I'm using this model, a 1:100 scale Artilleriewagen, to try to iron out some issues I've been getting with my resin prints.
You can see some diagonal lines running across the turret where something has shifted during printing — I don't know yet what caused that, and some research is in order.
It has happened at least twice, and as a result the profile of the turret has been distorted. Not enough to make it unusable; I've had worse misalignments in cast components from commercial manufacturers, but it's annoying.
It may just be that the various bolts and screws on the platen and rail need tightening, and that's always a good first step. Or it may be that the FEP is getting a bit flaccid.
More successful is the rigidifying of the box-like body of the model.
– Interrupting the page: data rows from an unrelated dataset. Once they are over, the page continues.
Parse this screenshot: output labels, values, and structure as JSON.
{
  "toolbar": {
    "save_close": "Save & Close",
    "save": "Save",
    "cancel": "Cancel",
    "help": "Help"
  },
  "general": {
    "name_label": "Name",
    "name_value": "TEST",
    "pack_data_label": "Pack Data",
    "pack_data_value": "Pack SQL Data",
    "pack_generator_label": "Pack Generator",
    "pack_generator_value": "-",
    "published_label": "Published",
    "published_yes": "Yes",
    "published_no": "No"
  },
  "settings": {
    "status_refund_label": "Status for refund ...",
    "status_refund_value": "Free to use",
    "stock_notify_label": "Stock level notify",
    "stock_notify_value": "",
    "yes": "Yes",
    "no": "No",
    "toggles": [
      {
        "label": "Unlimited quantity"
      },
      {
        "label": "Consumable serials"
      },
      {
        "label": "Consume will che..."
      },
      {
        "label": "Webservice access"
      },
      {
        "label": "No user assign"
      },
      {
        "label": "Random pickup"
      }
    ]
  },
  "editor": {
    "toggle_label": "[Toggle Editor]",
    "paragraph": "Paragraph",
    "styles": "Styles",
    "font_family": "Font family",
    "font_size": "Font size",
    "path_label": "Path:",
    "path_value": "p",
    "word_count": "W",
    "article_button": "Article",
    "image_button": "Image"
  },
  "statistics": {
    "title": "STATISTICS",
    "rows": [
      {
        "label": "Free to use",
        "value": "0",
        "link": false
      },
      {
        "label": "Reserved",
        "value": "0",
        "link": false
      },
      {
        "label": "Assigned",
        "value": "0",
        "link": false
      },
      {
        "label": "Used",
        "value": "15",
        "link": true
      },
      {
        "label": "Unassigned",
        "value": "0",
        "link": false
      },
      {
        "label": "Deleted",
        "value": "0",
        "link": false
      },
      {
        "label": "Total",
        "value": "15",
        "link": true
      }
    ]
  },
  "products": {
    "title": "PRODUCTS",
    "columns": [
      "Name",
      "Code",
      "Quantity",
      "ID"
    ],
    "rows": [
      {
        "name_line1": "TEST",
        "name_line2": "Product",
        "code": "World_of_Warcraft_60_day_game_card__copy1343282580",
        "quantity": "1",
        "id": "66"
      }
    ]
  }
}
I like to hollow the models for printing, partly because it means they use up less resin, but mostly because having less contact area on the FEP at any given level makes a suction-created print failure less likely.
Having as much as possible of the non-visible bottom surface cut away gives me maximal access to the interior for washing away uncured resin, which means less chance of warping and cracking problems later. It also gives more access to the innards for the UV curing lights.
However, especially on a boxy model like this, thin walls means a less rigid and strong model. I could keep the walls thicker, but in this instance I've also added some internal bulkheads which provide a great deal of strength to the whole thing, as well as supporting the tabs on which the wheels are set. These bulkheads are 2mm thick, and I could probably halve that in safety.
Something that I find a bit annoying is that because 3d printing takes so long, every time I change a variable to test what's going wrong, it takes another few hours before I can see the results of my change. Hey-ho, I'll just have to learn to reign in my impatience.